The curious spate of arson attacks by Russian pensioners
25 January 2025 10:00am GMT
A Russian pensioner takes a box of matches into a bank and douses a row of cash machines with flammable liquid.
The 68-year-old lights a match and hesitantly creeps forward with a smartphone in one hand to film what she is about to do.
She dashes it onto the nearest machine, which immediately triggers a huge explosion.
The incident was caught on CCTV in St Petersburg in December and there are no indications the unlikely saboteur’s motivations were political. Instead it appears she – like many others – was duped into it by Ukrainian phone scammers.
One out of 92 arson attacks recorded in Russia in 2024 was politically motivated, the independent Russian news site Meduza reported, with the vast majority resulting from complex scams concocted in murky call centres operating out of enemy territory.

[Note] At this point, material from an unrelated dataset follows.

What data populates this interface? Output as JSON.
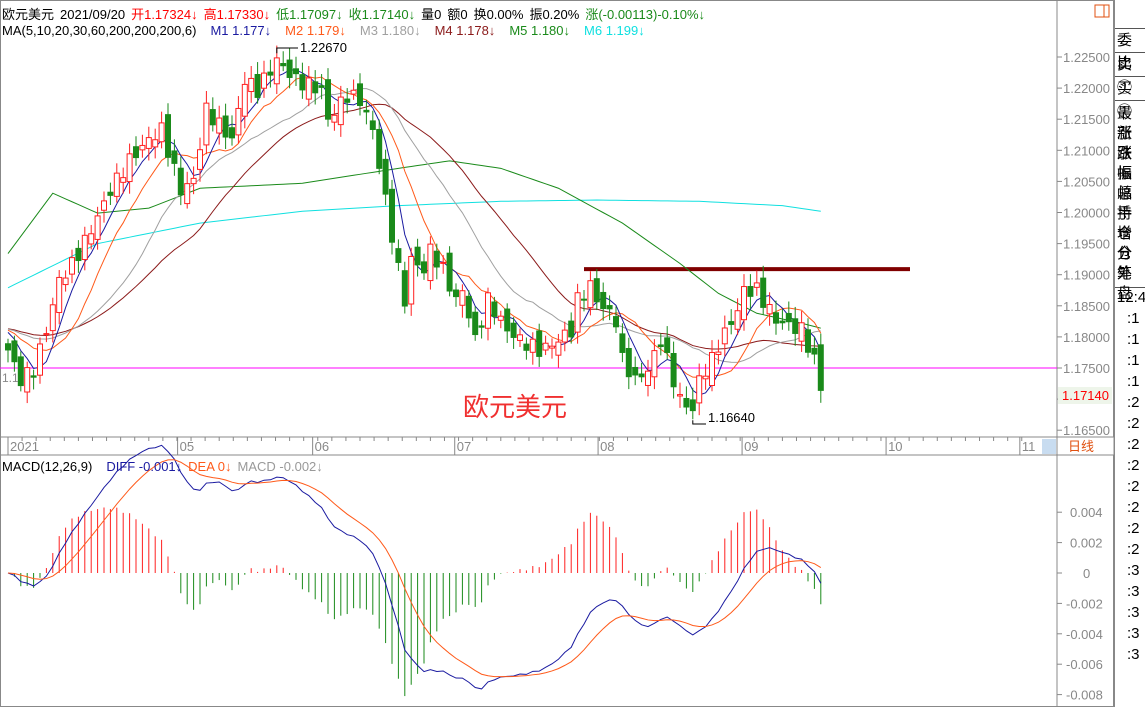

Russian and Ukrainian sources said that the scammers were masters of psychology who use a variety of intricate ruses, some of which seem difficult to fall for – at first glance.
Artyom, a Russian cybersecurity researcher in his 20s living in Moscow who asked not to use his real name, told The Telegraph that older people, scared of authorities after living through the USSR, are particularly vulnerable to one scheme that involves scammers pretending to be agents from the federal security service (FSB).